Да, ещё реплика: если копнуть, то -- ничего забавного: сюжет этот известен на русском аж с 1960-го, а уж в Китае-то -- минимум с VII в.

----------

Сергей Хос (22.10.2011)

----------


## Сергей Хос

> Понятна ли мысль о сохранении чего бы то ни было для вечности, запечатлённая в "Грифельной оде" Державина? И -- какая из двух этих простых по сути мыслей мудрее и ближе к Дхарме?


В широком смысле - любое сознательное усилие-устремление сохраняется для вечности, хотя бы просто потому, что создает карму. Ведь ум в конечном счете и есть дхармакая.
А в более специальном - для вечности сохраняется любое благое усилие, совершаемое в отрешенности от собственного Я. Хотя бы даже из любви к прекрасному, из эстетики. И здесь именно об этом, ИМХО.

----------


## Юй Кан

> В широком смысле - любое сознательное усилие-устремление сохраняется для вечности, хотя бы просто потому, что создает карму. Ведь ум в конечном счете и есть дхармакая.
> А в более специальном - для вечности сохраняется любое благое усилие, совершаемое в отрешенности от собственного Я. Хотя бы даже из любви к прекрасному, из эстетики. И здесь именно об этом, ИМХО.
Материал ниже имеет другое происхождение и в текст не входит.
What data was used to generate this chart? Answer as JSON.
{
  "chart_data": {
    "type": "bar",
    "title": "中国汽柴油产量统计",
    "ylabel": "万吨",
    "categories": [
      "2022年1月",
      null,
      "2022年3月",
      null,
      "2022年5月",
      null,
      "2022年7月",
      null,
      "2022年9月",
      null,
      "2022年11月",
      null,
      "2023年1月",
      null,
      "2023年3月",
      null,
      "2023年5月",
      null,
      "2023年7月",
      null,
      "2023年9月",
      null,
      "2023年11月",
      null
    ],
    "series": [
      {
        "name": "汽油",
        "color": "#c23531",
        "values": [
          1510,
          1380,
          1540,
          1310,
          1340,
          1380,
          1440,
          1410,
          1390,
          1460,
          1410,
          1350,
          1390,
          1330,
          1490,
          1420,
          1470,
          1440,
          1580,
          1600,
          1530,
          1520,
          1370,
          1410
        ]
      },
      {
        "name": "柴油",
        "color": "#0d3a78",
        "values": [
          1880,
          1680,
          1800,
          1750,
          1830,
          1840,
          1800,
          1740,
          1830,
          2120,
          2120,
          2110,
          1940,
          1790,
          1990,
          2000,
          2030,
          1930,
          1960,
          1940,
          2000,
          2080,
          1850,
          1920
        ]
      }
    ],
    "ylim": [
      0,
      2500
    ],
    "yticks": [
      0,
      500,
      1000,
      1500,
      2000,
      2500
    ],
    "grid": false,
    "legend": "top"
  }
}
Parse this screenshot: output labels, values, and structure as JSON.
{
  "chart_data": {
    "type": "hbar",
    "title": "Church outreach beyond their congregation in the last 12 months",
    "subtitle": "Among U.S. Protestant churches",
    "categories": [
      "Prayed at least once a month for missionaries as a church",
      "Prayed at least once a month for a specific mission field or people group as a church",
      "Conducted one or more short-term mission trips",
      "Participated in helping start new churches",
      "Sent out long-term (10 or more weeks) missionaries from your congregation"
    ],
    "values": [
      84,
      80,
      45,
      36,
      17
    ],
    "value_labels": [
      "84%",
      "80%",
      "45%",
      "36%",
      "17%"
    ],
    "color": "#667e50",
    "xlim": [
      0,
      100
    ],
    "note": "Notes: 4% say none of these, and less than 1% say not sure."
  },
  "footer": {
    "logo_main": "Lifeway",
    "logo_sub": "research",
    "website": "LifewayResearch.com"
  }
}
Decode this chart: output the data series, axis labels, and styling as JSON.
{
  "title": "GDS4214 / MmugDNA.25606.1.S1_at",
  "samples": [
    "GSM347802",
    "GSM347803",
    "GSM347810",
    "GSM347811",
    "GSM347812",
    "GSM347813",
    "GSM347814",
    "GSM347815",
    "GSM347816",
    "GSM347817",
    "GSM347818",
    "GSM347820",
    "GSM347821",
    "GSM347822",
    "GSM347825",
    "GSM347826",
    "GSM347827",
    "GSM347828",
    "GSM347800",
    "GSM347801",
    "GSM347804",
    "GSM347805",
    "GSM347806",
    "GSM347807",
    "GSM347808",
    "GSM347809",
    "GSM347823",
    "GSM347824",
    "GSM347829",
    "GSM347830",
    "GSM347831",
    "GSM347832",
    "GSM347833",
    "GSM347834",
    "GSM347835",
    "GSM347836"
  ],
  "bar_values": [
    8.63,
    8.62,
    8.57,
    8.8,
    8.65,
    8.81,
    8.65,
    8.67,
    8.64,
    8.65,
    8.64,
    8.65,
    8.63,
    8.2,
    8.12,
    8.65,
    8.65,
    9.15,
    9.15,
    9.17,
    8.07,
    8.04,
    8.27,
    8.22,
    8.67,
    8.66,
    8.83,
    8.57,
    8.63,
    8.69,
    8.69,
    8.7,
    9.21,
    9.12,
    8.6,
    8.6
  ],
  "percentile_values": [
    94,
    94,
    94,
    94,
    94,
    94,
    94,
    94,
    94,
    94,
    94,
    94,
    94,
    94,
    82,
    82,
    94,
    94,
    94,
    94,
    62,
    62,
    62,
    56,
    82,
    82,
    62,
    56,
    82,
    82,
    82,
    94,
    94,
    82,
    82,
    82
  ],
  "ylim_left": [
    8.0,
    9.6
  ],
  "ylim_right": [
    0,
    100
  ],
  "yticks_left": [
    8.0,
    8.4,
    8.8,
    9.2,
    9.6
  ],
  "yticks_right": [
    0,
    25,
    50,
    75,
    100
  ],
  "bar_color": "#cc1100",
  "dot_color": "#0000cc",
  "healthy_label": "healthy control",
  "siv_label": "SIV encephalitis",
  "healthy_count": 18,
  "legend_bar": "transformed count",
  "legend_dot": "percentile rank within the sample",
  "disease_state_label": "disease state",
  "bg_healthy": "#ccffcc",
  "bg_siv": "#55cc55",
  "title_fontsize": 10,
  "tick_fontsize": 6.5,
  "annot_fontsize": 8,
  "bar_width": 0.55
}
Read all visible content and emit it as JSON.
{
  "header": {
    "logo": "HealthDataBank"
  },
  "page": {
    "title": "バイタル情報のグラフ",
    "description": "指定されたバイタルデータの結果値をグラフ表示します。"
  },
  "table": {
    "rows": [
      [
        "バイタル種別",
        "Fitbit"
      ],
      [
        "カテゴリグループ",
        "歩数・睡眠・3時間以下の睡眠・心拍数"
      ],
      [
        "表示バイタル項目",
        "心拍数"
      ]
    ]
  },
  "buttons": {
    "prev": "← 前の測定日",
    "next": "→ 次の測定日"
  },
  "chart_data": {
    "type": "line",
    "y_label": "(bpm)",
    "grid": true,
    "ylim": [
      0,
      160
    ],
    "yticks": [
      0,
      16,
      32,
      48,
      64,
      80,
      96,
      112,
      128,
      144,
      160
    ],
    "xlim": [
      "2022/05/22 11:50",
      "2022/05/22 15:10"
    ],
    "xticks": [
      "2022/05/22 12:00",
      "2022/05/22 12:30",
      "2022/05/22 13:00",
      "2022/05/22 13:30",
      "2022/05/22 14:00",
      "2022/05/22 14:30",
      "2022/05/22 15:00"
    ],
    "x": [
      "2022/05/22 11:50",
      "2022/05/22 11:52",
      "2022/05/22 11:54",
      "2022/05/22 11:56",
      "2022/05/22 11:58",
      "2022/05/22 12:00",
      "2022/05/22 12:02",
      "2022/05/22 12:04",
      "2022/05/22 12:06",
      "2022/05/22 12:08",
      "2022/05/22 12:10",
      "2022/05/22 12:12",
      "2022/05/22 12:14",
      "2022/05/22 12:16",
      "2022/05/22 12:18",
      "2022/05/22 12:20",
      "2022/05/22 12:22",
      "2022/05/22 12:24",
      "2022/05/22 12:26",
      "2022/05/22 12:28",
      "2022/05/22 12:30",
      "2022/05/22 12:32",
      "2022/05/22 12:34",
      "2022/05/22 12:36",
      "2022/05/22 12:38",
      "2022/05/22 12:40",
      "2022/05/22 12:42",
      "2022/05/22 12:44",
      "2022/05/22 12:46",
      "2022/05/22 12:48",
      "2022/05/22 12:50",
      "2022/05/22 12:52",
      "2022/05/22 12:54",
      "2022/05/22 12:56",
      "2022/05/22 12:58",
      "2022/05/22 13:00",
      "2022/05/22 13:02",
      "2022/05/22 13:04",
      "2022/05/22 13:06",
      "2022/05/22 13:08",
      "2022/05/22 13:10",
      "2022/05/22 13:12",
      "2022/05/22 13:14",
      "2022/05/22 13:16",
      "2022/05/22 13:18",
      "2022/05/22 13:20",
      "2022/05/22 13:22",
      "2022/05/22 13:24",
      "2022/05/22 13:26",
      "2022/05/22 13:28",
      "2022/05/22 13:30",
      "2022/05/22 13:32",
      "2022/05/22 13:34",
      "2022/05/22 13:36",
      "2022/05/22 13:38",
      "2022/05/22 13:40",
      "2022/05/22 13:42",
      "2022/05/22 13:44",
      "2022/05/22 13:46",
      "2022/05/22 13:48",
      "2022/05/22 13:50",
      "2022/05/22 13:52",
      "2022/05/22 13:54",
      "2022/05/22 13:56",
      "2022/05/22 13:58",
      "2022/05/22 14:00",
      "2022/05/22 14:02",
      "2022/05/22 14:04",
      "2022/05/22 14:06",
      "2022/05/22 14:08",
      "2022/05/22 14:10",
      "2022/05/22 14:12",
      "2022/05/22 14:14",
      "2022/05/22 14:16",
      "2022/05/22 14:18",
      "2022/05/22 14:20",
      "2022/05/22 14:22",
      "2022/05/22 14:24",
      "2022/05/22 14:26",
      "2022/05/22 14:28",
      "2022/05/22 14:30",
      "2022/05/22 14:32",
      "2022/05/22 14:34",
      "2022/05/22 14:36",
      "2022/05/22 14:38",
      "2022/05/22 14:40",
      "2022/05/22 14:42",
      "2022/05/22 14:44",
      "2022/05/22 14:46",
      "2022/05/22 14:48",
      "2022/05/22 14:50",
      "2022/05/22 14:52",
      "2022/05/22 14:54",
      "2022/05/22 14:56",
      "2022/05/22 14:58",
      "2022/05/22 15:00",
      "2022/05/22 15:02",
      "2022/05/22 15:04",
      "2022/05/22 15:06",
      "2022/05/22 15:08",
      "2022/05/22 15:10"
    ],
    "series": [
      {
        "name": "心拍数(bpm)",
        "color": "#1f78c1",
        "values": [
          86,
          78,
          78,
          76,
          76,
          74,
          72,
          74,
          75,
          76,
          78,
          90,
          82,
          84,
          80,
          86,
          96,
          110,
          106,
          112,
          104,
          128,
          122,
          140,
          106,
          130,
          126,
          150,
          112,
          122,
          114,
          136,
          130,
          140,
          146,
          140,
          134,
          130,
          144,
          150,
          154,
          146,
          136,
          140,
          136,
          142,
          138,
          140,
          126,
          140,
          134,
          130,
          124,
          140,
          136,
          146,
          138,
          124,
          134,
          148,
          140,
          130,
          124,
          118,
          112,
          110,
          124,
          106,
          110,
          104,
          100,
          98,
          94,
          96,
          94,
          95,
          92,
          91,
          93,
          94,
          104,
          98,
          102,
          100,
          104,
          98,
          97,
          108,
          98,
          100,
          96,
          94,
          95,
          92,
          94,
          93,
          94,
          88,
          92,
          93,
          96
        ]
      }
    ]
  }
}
У Державина: "... А если что и остается / Чрез звуки лиры и трубы / То вечности жерлом пожрется / И общей не уйдёт судьбы".
Или, иными словами, в любом смысле -- разве что-то составное (включая сюда и мощи Будды) может быть постоянным, вечносуществующим, не подлежащим уничтожению в пламени конца кальпы?

----------

Марина В (11.01.2012)

----------


## Денис Евгеньев

> Вздыхаю поэтому о людях умных и талантливых: им трудно избавиться от стремления к славе. И правда: Ханьданьский сон сейчас прервётся, время истекло, час пробил, но студент Лу всё пишет свой последний доклад, мечтая подражать тем знакам, что писали каллиграфы Ван Сичжи и Ван Сяньчжи, чтобы их могли увидеть и потомки.
> Капля славы, что ему причитается, подобна мощам Будды. Огонь, в котором сгорает кальпа, свиреп, но их ему не сжечь".


Может быть, это о том, что студент считает свою "каплю славы" несгораемой (_подобно_ мощам чакравартина).

----------


## Юй Кан

> Может быть, это о том, что студент считает свою "каплю славы" несгораемой (_подобно_ мощам чакравартина).


Студент этот самый -- сам автор или альтер эго, потому именно он так считает, заблуждаясь и по поводу мощей Будды, и по поводу отождествляемой с ними капли славы...
А весь итоговый период/последний абзац текста -- о надежде на то, что хоть что-то (капля славы) уцелеет, невзирая ни на что.
Но ведь если продолжать перечень "расплат" (см. середину текста), то расплатой за жажду славы будет забвение...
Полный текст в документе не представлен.